Recently my colleagues and I produced a report for the Global Environment Facility that concluded that, in the Anthropocene, we must redefine the global commons. In these new circumstances we can now define them as a resilient and stable planet. That is every child’s birthright, and our common heritage; but it is now at risk. The Anthropocene and the new global commons represent a new worldview – a paradigm shift – as fundamental as Darwin’s theory of evolution or Copernicus’s heliocentricity.

The second change we need to make relates to our goals. One goal dominates all discourses in society: economic growth. It is not questioned, yet it comes at a high cost. People are not happier. It is not improving the lives of those living in the wealthiest countries. It is driving unrest and division. And it is driving Earth towards dangerous tipping points.

The Sustainable Development Goals are the first serious attempt to reset the goals of the system. They are universal, applying to all nations, and thus redefine development as truly global in scope. They form, for the first time, a global roadmap for equitable prosperity for all on a healthy planet: World2.0. But they remain embedded in ministries dealing with development aid. This has to change, and quickly. They must become universal goals for all domains in society, including finance to industry. And we have reason for optimism, since business is acting. The Global Goals are already shaping decisions made by major companies like Unilever.

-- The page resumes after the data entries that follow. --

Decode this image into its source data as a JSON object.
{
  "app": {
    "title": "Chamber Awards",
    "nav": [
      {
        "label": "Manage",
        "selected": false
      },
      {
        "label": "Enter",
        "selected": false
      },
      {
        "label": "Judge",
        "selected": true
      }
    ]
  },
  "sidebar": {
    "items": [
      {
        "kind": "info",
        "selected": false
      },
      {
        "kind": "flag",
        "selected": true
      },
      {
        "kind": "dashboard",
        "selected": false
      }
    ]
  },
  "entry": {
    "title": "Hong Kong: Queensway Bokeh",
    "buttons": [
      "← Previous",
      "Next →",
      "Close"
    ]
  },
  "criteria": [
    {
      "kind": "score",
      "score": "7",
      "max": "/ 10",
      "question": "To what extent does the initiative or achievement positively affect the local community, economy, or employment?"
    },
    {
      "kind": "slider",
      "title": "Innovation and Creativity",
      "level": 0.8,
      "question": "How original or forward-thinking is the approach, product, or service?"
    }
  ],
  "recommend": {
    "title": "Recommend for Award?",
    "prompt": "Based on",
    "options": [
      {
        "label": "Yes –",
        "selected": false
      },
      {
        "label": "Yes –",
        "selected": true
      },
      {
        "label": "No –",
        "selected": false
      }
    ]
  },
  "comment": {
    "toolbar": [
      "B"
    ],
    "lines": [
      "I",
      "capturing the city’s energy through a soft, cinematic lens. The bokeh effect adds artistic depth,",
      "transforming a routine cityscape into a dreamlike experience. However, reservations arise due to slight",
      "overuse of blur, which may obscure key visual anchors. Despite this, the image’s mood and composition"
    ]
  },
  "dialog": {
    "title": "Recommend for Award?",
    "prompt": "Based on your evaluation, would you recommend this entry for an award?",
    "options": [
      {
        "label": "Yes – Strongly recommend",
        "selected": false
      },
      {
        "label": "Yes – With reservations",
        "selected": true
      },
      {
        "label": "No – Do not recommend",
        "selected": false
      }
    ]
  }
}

Finally, the rules of the system – the shape of the economic playing field – need to change. We desperately need an effective global system of governance. New rules are beginning to emerge. In 2009, my colleagues and I published the planetary boundaries framework identifying nine that ensure Holocene-like stability. In 2015, we assessed that industrialized societies had pushed Earth beyond four of the boundaries – relating to climate, biodiversity, land use and fertilizer use. That year, 193 nations committed to the Paris Agreement to keep global temperatures within 2°C of pre-industrial levels, as recommended by the scientific community. Perhaps these developments will contribute to the proto-rules of a new economic system.

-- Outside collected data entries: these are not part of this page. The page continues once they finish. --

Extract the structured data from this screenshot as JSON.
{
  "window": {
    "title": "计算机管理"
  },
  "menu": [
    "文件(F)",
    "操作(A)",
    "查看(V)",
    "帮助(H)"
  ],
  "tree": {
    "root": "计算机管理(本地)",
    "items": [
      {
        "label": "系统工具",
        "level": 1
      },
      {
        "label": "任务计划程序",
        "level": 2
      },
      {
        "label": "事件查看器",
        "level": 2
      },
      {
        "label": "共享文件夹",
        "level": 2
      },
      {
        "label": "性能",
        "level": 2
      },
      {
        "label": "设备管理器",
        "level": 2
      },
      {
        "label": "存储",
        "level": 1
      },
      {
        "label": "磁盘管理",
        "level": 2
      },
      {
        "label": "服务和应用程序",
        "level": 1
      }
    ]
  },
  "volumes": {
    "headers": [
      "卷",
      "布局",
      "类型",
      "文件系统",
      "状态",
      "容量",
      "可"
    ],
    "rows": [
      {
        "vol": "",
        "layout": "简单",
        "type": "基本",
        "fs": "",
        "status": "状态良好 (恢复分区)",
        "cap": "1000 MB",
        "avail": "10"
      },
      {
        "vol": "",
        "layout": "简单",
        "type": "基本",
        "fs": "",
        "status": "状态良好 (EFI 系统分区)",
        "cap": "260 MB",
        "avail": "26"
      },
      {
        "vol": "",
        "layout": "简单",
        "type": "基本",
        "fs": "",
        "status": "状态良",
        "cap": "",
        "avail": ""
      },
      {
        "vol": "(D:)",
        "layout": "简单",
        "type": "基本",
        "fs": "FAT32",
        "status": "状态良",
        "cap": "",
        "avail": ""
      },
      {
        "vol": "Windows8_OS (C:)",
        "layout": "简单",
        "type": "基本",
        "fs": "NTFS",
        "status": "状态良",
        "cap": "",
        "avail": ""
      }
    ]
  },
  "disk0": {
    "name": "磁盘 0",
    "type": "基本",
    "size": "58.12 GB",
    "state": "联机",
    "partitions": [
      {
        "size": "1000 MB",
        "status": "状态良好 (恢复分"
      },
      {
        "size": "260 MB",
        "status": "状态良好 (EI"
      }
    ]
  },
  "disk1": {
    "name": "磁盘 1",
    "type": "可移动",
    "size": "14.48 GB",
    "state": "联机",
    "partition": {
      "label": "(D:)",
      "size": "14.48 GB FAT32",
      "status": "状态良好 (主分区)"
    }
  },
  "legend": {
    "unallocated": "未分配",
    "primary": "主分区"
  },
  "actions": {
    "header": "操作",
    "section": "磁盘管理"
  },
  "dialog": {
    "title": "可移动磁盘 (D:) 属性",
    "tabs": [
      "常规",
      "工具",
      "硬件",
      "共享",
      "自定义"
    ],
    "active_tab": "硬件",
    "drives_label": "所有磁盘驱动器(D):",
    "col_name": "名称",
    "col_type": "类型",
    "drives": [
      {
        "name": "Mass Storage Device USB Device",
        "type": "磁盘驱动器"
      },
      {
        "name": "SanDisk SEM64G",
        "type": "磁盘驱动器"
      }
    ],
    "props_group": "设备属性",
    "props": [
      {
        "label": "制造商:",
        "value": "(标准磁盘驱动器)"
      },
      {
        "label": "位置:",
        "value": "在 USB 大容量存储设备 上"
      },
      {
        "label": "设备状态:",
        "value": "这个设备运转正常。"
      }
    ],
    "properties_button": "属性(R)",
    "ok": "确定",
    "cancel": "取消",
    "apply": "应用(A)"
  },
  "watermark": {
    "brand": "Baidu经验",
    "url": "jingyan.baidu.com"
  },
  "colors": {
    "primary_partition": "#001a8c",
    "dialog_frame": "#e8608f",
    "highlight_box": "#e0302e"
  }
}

These rules urgently need to be translated into meaningful science-based targets for governments, cities, consumers and producers. We need a consortium of scientists,

funders, businesses and policymakers to develop them, so as to shape this new playing field.

Thus, worldviews, goals and rules are shifting. But progress often appears lethargic. Given the scale of transformation required, pessimism is forgivable. But it is ungrounded. In the last three years, the growth of global carbon dioxide emissions appears to have stalled. The ozone hole is recovering faster than expected. And we have reached “Peak Child”. Population is now growing not because of increased births but due to greater longevity.

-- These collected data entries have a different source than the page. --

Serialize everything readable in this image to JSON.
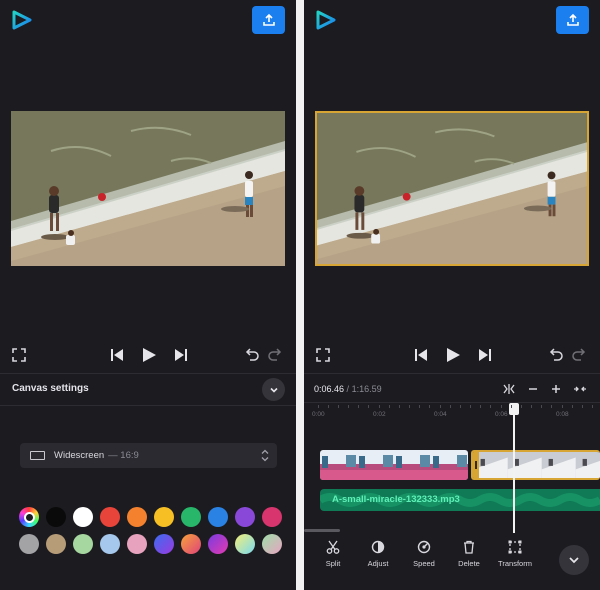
{
  "colors": {
    "bg": "#1c1b20",
    "accent": "#1b7ff0",
    "selection": "#d7a534",
    "audio_track": "#0f7a55",
    "audio_text": "#5ff0b8"
  },
  "icons": {
    "logo": "play-triangle-logo",
    "export": "upload-icon",
    "fullscreen": "fullscreen-icon",
    "prev": "skip-previous-icon",
    "play": "play-icon",
    "next": "skip-next-icon",
    "undo": "undo-icon",
    "redo": "redo-icon"
  },
  "left": {
    "canvas_title": "Canvas settings",
    "aspect": {
      "name": "Widescreen",
      "ratio": "— 16:9"
    },
    "swatches_row1": [
      "color-wheel",
      "#0a0a0a",
      "#ffffff",
      "#e8443a",
      "#f4812e",
      "#f6c025",
      "#27b66a",
      "#2a82e4",
      "#8a48d8",
      "#d8346e"
    ],
    "swatches_row2": [
      "#a3a3a6",
      "#b79c78",
      "#a6d7a0",
      "#a5c8ec",
      "#e7a3bd",
      "gradient-blue-purple",
      "gradient-orange-pink",
      "gradient-purple-pink",
      "gradient-yellow-cyan",
      "gradient-green-pink"
    ]
  },
  "right": {
    "time_current": "0:06.46",
    "time_separator": "/",
    "time_total": "1:16.59",
    "ruler": [
      "0:00",
      "0:02",
      "0:04",
      "0:06",
      "0:08"
    ],
    "audio_track": "A-small-miracle-132333.mp3",
    "tools": [
      {
        "label": "Split",
        "icon": "scissors-icon"
      },
      {
        "label": "Adjust",
        "icon": "adjust-icon"
      },
      {
        "label": "Speed",
        "icon": "speed-icon"
      },
      {
        "label": "Delete",
        "icon": "trash-icon"
      },
      {
        "label": "Transform",
        "icon": "transform-icon"
      }
    ]
  }
}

The narrative is changing. “Sustainability” has moved from being a marginalized moral question of how much we are willing to sacrifice to “save” nature, to the entry point for innovation, modernity, health and success. We will not primarily leave fossil-fuels behind to avoid climate collapse, but because clean energy technologies are more socially and economically attractive.

The challenge is for the pace of transformation to accelerate. Our recent assessment shows that we need to halve global greenhouse gas emissions every decade. We need economic growth that stores carbon not emits it, enhances biodiversity not reduces it, and purifies soils and waters not pollutes them. In short, we need a biosphere-positive economy.

Such a transformation is not only feasible, but desirable. Colleagues recently calculated, for example, that moving to a healthy low-meat or vegetarian diet could prevent deforestation (and so biodiversity loss), reduce emissions significantly and improve the health of 9 billion people.

If we take the biosphere positive pathway, then the signs are good that we’ll find intelligent life on Earth by 2050.

by Johan Rockström, Executive Director, Stockholm Resilience Centre


This article originally appeared in "The Global Environment Facility: Delivering solutions for a sustainable future," the September 2017 issue of UN Environment's "Our Planet" magazine. The magazine was launched at the GEF-7 2nd replenishment meeting in Addis Ababa, Ethiopia.